Il brano è una delicata carrellata di istantanee di vita ed arte fuse insieme, mai la voce aumenta di volume, rallenta invece per rendere più significativi alcuni versi; come non rimanere rapiti dal modo di interpretare un “ora io ho capito quello che volevi dirmi” ancora una volta l’ autore si mette di fianco alla figura del pittore e con il fare di un vecchio amico gli dedica un abbraccio caloroso, pieno di comprensione e bontà, come se al mondo l’ unico capace di capirlo fosse proprio lui. Uno dei versi più emozionanti lo ascoltiamo alla fine del brano, quando un ormai rassegnato Don saluta Vincent dicendogli che “loro non ti davano retta, non ti danno retta tuttora” e “forse non lo faranno mai”.

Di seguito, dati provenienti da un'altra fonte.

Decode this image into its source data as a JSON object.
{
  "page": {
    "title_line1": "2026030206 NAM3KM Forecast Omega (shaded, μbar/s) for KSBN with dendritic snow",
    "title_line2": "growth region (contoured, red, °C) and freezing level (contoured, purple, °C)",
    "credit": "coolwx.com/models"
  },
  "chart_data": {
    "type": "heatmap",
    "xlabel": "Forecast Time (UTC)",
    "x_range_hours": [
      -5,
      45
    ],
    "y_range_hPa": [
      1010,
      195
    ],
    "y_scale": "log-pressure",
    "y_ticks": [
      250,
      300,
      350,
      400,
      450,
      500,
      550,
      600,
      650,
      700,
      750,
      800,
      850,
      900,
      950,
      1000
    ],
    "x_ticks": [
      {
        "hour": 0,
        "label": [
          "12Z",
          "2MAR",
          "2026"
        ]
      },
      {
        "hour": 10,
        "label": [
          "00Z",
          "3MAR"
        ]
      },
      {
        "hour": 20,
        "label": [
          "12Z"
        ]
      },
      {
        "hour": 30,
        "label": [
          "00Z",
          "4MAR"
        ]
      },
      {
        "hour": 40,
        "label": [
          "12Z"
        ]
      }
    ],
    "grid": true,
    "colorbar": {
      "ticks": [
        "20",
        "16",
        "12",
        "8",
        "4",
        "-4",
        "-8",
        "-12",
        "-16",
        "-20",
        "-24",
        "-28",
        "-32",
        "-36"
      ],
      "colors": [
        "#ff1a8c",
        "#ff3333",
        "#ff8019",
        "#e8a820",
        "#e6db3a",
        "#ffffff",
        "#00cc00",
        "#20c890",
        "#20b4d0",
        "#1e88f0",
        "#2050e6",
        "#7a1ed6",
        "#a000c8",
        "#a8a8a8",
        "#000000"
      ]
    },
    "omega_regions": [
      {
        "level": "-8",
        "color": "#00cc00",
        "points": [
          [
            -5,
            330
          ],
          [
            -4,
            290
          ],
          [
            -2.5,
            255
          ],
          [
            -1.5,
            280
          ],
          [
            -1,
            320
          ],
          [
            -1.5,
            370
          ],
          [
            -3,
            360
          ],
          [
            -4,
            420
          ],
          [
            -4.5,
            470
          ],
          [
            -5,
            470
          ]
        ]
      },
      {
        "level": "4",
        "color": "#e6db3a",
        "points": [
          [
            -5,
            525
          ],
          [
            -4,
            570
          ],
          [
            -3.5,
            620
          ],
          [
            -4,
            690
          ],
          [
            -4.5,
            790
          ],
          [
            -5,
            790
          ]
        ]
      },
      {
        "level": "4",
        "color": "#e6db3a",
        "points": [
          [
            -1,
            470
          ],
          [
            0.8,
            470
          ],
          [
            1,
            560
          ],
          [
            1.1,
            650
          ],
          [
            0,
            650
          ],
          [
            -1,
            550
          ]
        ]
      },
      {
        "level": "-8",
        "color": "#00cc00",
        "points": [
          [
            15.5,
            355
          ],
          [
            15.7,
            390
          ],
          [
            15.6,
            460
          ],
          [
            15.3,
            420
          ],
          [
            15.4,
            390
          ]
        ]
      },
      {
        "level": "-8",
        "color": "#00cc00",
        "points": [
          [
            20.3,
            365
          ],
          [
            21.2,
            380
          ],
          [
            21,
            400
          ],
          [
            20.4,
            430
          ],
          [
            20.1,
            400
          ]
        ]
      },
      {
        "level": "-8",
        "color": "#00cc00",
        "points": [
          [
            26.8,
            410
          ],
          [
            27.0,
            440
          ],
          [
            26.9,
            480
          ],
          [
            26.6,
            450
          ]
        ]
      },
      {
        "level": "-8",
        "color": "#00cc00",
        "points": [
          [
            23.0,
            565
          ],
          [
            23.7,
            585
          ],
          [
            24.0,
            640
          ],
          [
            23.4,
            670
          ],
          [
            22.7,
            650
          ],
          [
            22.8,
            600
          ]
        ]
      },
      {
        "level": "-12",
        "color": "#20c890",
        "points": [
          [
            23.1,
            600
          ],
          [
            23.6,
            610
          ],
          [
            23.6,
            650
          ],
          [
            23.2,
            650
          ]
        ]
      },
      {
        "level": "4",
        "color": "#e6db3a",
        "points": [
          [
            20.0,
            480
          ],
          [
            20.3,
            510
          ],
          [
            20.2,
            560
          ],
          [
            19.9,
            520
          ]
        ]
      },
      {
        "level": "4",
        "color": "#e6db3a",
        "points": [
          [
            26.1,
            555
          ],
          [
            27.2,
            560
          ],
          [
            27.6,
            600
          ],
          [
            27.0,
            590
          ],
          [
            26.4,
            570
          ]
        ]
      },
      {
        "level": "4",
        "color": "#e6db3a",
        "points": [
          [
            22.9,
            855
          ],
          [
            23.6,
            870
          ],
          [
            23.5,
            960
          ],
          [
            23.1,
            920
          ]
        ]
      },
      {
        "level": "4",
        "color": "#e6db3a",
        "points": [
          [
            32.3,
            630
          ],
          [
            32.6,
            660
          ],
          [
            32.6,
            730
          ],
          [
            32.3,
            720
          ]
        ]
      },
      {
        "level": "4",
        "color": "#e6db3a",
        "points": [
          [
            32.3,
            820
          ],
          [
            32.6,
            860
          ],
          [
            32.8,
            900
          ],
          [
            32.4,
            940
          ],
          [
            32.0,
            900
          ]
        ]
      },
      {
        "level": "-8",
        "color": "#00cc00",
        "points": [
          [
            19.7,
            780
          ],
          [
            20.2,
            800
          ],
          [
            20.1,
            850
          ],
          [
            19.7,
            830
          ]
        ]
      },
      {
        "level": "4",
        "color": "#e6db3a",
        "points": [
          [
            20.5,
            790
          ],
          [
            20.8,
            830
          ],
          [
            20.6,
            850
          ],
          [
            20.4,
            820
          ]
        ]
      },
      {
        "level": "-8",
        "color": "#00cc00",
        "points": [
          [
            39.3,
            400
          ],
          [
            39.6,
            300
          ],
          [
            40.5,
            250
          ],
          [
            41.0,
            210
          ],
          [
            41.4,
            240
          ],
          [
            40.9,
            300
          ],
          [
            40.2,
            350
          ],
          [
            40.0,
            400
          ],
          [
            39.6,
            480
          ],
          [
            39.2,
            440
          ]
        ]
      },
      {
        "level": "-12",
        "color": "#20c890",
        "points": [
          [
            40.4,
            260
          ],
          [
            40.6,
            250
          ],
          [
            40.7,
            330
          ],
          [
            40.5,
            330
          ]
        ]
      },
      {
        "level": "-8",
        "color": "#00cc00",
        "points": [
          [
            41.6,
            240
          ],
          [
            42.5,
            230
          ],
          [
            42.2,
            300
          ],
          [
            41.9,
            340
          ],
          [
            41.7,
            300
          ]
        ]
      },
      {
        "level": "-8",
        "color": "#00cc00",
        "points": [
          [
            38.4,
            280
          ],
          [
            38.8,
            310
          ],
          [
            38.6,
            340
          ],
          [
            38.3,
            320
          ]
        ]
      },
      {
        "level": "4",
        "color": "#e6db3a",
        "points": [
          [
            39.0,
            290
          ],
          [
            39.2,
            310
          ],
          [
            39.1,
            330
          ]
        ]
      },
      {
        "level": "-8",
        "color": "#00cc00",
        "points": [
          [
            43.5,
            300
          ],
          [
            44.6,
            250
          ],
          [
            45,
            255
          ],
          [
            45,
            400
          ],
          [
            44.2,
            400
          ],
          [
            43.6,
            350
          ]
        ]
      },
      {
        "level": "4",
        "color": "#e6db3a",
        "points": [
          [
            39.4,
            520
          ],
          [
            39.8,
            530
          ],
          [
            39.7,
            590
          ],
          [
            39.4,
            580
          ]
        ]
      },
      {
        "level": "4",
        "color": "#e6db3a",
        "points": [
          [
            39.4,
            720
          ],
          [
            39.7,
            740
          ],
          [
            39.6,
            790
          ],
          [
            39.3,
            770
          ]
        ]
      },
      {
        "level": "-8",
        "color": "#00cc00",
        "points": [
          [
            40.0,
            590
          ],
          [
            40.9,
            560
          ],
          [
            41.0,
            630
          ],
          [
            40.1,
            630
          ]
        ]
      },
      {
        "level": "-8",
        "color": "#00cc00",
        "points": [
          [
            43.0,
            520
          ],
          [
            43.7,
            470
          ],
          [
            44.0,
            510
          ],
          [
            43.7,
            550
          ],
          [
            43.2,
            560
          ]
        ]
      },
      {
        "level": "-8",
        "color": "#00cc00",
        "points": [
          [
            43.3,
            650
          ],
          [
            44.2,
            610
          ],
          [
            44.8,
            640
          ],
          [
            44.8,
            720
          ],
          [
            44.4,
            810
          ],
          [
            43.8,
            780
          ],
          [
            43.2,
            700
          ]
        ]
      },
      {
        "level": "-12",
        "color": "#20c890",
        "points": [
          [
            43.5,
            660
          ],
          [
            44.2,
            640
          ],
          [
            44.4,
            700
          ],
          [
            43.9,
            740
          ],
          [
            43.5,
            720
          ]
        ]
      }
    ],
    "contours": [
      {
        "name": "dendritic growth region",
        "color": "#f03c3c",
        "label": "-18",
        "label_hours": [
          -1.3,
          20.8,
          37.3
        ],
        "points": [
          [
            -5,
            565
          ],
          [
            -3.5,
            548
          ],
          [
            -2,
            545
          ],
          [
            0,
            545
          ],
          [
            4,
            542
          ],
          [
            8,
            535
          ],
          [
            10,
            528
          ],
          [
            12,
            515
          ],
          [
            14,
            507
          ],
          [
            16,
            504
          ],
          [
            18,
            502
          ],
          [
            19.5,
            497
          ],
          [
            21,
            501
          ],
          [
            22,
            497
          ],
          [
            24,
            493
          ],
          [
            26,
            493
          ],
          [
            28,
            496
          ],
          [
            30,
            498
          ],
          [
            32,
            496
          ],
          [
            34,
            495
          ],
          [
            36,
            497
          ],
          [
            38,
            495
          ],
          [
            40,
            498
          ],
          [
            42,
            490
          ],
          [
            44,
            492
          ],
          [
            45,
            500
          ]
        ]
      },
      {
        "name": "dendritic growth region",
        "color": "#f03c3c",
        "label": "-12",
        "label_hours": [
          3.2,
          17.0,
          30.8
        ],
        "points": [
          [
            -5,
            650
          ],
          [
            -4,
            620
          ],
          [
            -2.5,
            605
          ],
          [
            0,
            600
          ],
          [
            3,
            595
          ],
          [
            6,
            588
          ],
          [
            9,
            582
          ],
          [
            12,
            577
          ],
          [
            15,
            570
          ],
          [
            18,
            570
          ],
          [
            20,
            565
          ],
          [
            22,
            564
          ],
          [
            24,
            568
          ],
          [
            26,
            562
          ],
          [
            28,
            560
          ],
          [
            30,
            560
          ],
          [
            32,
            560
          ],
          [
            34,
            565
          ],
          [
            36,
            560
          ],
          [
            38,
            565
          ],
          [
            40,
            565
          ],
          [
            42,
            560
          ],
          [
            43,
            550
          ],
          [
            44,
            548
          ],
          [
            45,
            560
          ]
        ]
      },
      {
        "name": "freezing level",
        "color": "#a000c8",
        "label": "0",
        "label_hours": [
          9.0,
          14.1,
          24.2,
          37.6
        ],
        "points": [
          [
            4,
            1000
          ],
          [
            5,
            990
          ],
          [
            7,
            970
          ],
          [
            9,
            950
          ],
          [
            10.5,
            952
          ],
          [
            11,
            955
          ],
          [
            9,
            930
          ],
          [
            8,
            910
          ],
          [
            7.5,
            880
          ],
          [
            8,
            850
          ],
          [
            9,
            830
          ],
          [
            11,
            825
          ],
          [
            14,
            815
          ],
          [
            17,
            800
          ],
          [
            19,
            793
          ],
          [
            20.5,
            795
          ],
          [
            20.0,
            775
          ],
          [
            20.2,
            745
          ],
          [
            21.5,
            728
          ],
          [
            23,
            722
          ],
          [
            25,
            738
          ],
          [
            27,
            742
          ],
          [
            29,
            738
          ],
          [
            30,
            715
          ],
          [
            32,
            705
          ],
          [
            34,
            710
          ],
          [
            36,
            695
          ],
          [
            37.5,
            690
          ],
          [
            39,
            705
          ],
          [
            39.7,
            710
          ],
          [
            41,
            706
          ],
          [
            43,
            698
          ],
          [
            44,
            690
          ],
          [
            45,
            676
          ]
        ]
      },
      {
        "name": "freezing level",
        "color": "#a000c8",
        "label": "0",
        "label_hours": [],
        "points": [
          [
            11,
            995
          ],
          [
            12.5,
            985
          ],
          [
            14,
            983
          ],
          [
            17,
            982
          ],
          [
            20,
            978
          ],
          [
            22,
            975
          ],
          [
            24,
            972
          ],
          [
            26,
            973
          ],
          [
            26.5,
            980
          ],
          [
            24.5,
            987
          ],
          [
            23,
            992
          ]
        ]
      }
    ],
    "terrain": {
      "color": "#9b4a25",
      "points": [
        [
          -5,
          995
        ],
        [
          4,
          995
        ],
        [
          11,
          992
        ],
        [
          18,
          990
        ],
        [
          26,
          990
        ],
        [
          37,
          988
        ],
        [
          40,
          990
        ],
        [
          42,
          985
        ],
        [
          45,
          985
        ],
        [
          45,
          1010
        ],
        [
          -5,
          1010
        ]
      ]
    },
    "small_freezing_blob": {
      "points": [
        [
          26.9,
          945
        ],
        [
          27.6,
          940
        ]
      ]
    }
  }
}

Vincent Van Gogh dipinse il quadro in una notte di Giugno, poco prima dell’ alba. Il quadro non è fedele rispetto a ciò che vedeva, infatti avendo nella sua stanza nella clinica di Saint-Rémy de Provence, una visione limitata dell’ esterno, descrisse il cielo facendo riferimento a tutto ciò che lui aveva interiorizzato, e mise su tela una sorta di “espressione” carica di significato del cielo e delle stelle che lo componevano.
A Theo un giorno scrisse.
Per agire nel mondo, occorre morire a se stessi…L’uomo non sta sulla terra solo per essere felice, neppure per essere semplicemente onesto. Vi si trova per realizzare grandi cose per la società, per raggiungere la nobiltà d’animo e andare oltre la volgarità in cui si trascina l’esistenza di quasi tutti gli individui.
come sempre una penna gentile, che scrive parole che trascinano la mente, parole che ti fanno vivere lo scritto, come se fossi li, parte integrante del racconto. mauro.